France

« Le premier qui bouge est gay »… C’est quoi ce défi homophobe auquel jouent les collégiens ?

L’homophobie ordinaire jusque dans les cours d’école. Derrière un « jeu » d’enfant, devenu viral à cause de TikTok, « être gay », c’est perdre un défi lancé entre copains. « Si tu bouges, t’es gay » est la nouvelle distraction des enfants en primaire et au collège. Si le jeu est aussi enfantin qu’« 1,2,3 soleil », la portée des mots n’a rien d’innocent.

En quoi consiste ce jeu ?

Le principe du « jeu » est simple. Après qu’une personne lance la phrase : « Le premier qui bouge est gay », tout le groupe doit s’immobiliser pour ne pas être « traité » d’homosexuel, jusqu’à ce que l’un d’entre eux finisse par bouger avant d’essuyer des rires et parfois des moqueries.

Ce défi s’est imposé depuis la rentrée dans les cours d’école et de collèges après la mondialisation de la trend lancée par Alfonsopinpon, un tik-tokeur au million de followers.

Sur l’application, le créateur de contenu arrêtait des passants pour leur poser une question simple « Anglais ou Espagnol ? » puis enchaînait avec la phrase devenue référence dans les cours de récréation : « Si tu bouges, tu es gay ». La trend avait été tellement suivie que même Zlatan s’était prêté au jeu. Quelques mois après, elle a fait sa rentrée à l’école.

Comment les enfants s’en amusent-ils ?

Comme toute tendance d’internet, les plus jeunes ont fini par se l’approprier. « On joue tout le temps à ça. En classe, pendant la récré », témoigne Léonie, une collégienne de 12 ans, dans le Sud-Ouest. « Parfois, on change de phrase, comme  » si tu t’assoies, t’es gay  ». Après, on bouge vite finalement et on reprend le cours de notre journée. »

Selon la collégienne, ce petit jeu est arrivée dans son établissement à la rentrée mais commence à s’essouffler, à la manière de son éphémère ancêtre « The floor is lava ». « Il y en a qui en abusent. Au début, c’est marrant parce que faut tenir le plus longtemps, mais bon, c’est toujours la même chose », souffle Baptiste, après ses cours dans son collège de la banlieue toulousaine. « Mais, ça nous occupe pendant certains cours ».

Les jeunes ont-ils conscience de la portée homophobe ?

Les deux jeunes collégiens n’assimilent pas leur comportement à de l’homophobie. « C’est juste un jeu entre camarades, on n’a pas de problème avec les couples gays », justifie Léonie. « Mais on n’a pas envie quand même d’être le premier à bouger. Sinon toute la classe se moque de toi », tempère Baptiste.

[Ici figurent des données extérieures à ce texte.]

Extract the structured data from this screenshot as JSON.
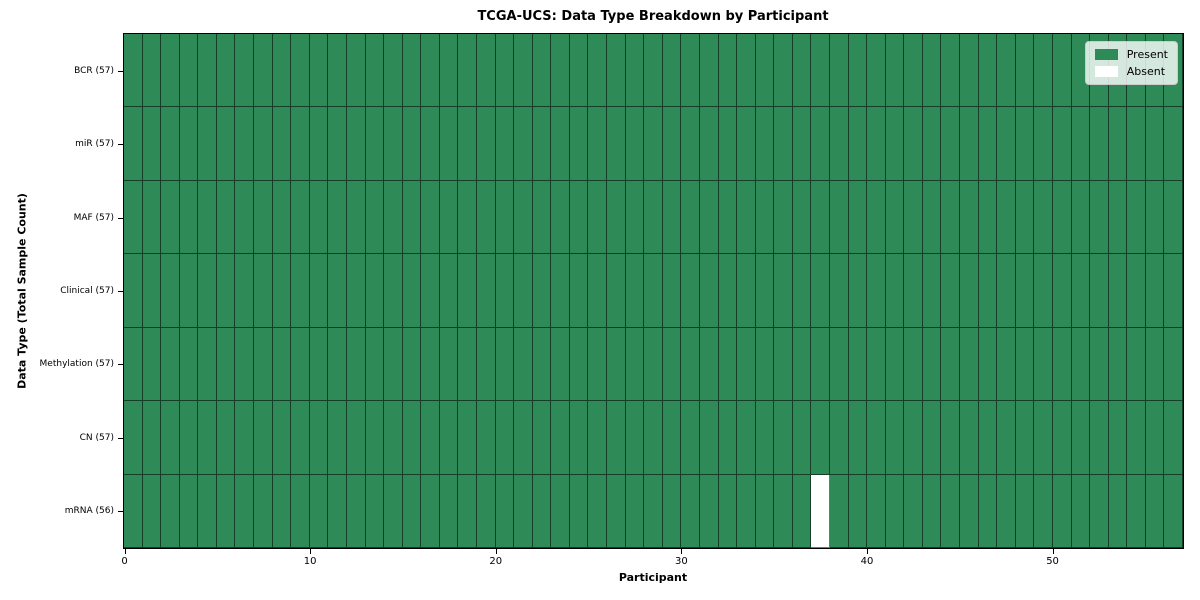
{
  "chart_data": {
    "type": "heatmap",
    "title": "TCGA-UCS: Data Type Breakdown by Participant",
    "xlabel": "Participant",
    "ylabel": "Data Type (Total Sample Count)",
    "xlim": [
      0,
      57
    ],
    "n_participants": 57,
    "x_ticks": [
      0,
      10,
      20,
      30,
      40,
      50
    ],
    "rows": [
      {
        "label": "BCR (57)",
        "present_count": 57
      },
      {
        "label": "miR (57)",
        "present_count": 57
      },
      {
        "label": "MAF (57)",
        "present_count": 57
      },
      {
        "label": "Clinical (57)",
        "present_count": 57
      },
      {
        "label": "Methylation (57)",
        "present_count": 57
      },
      {
        "label": "CN (57)",
        "present_count": 57
      },
      {
        "label": "mRNA (56)",
        "present_count": 56
      }
    ],
    "absent_cells": [
      {
        "row_label": "mRNA (56)",
        "participant_index": 37
      }
    ],
    "legend": {
      "position": "upper right",
      "entries": [
        {
          "label": "Present",
          "color": "#2e8b57"
        },
        {
          "label": "Absent",
          "color": "#ffffff"
        }
      ]
    },
    "colors": {
      "present": "#2e8b57",
      "absent": "#ffffff",
      "grid_line": "rgba(0,0,0,0.55)",
      "spine": "#000000"
    }
  }
}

« C’est difficile d’isoler ce jeu. C’est davantage le symptôme d’une homophobie ancrée dès la jeunesse », estime tout de même, auprès de 20 Minutes, Stéphane Clerget, pédopsychiatre, auteur de « Comment devient-on homo ou hétéro ? ». Selon le spécialiste, le fait d’être gay est aujourd’hui acquis depuis la primaire et c’est une avancée. « Mais cela reste péjoratif. Il y a une résistance de l’homophobie dès l’enfance ». Ce jeu ne peut donc pas être isolé dans une « simple blague sans conséquence ni cause. » Plus encore, « ça n’aide pas les enfants qui peuvent être gays à s’épanouir dans une classe ou une communauté s’ils sont pointés du doigt comme ça. C’est pourtant un âge où on se construit, socialement et sexuellement », précise le pédopsychiatre.

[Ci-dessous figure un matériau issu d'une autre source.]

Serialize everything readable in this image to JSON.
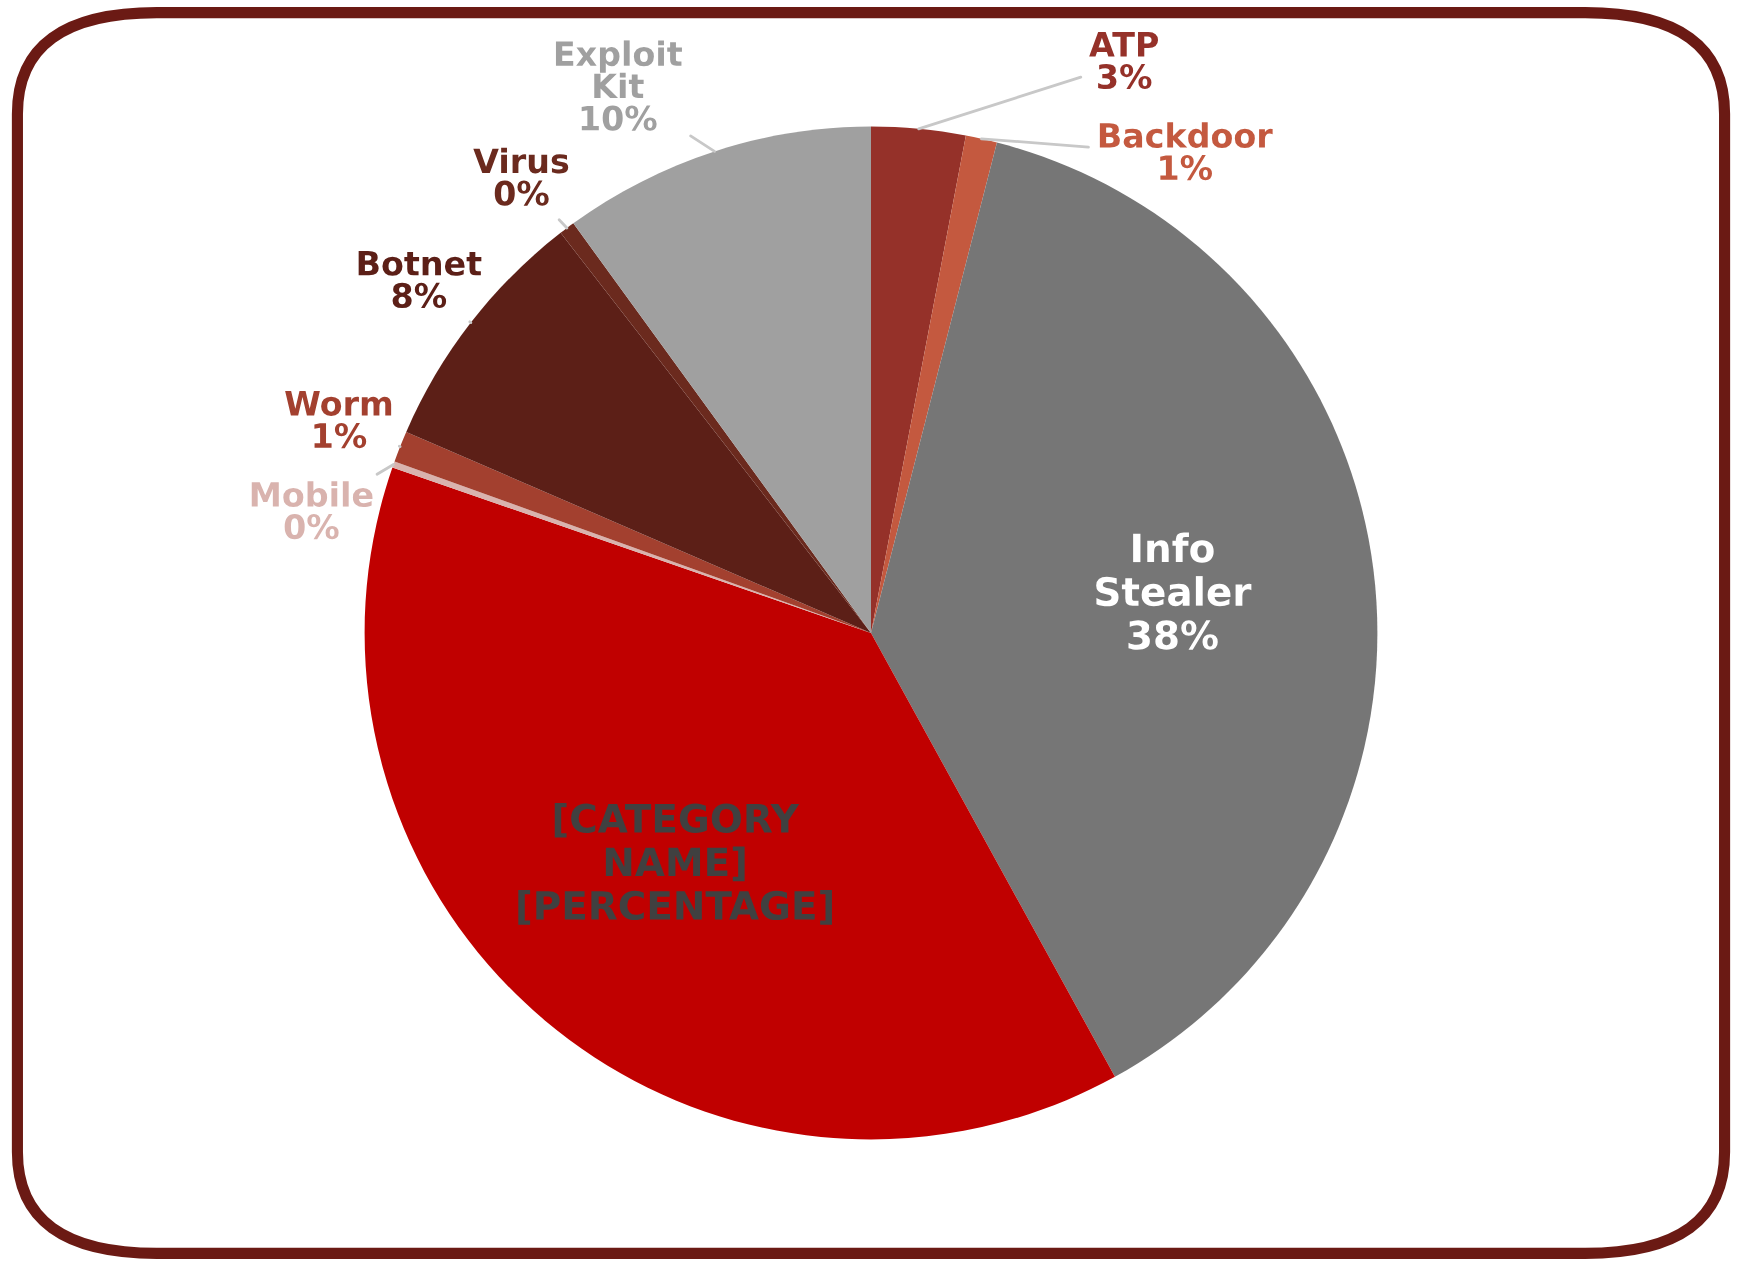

Qu’est-ce que ce jeu révèle des cours de récréation ?

Reflet de la société, ce jeu est surtout lancé par des garçons en classe. « Les jeux moteurs sont masculins à cet âge-là. Les filles entrent déjà dans les jeux verbaux. Ils sont donc davantage lanceur de ces défis  »on bouge, on ne bouge pas ». Qui plus est, les contenus homophobes sont relayés surtout par des garçons. Les filles se sentent moins menacées et plus tolérantes car une fille homosexuelle ne sera pas dégenrée contrairement à un garçon qui sera estimé moins masculin s’il est homosexuel », développe le docteur Stéphane Clerget.

En outre, donc, par peur et préjudice, les propos homophobes, à l’école comme chez les adultes sont véhiculés et entretenus par les garçons. « On voit chez les jeunes se reproduire le discours parental, bien évidemment mais aussi une partie de la pensée sociétale. Mais ce jeu peut être, finalement, un outil pour aborder et travailler contre l’homophobie », conclut le pédopsychiatre.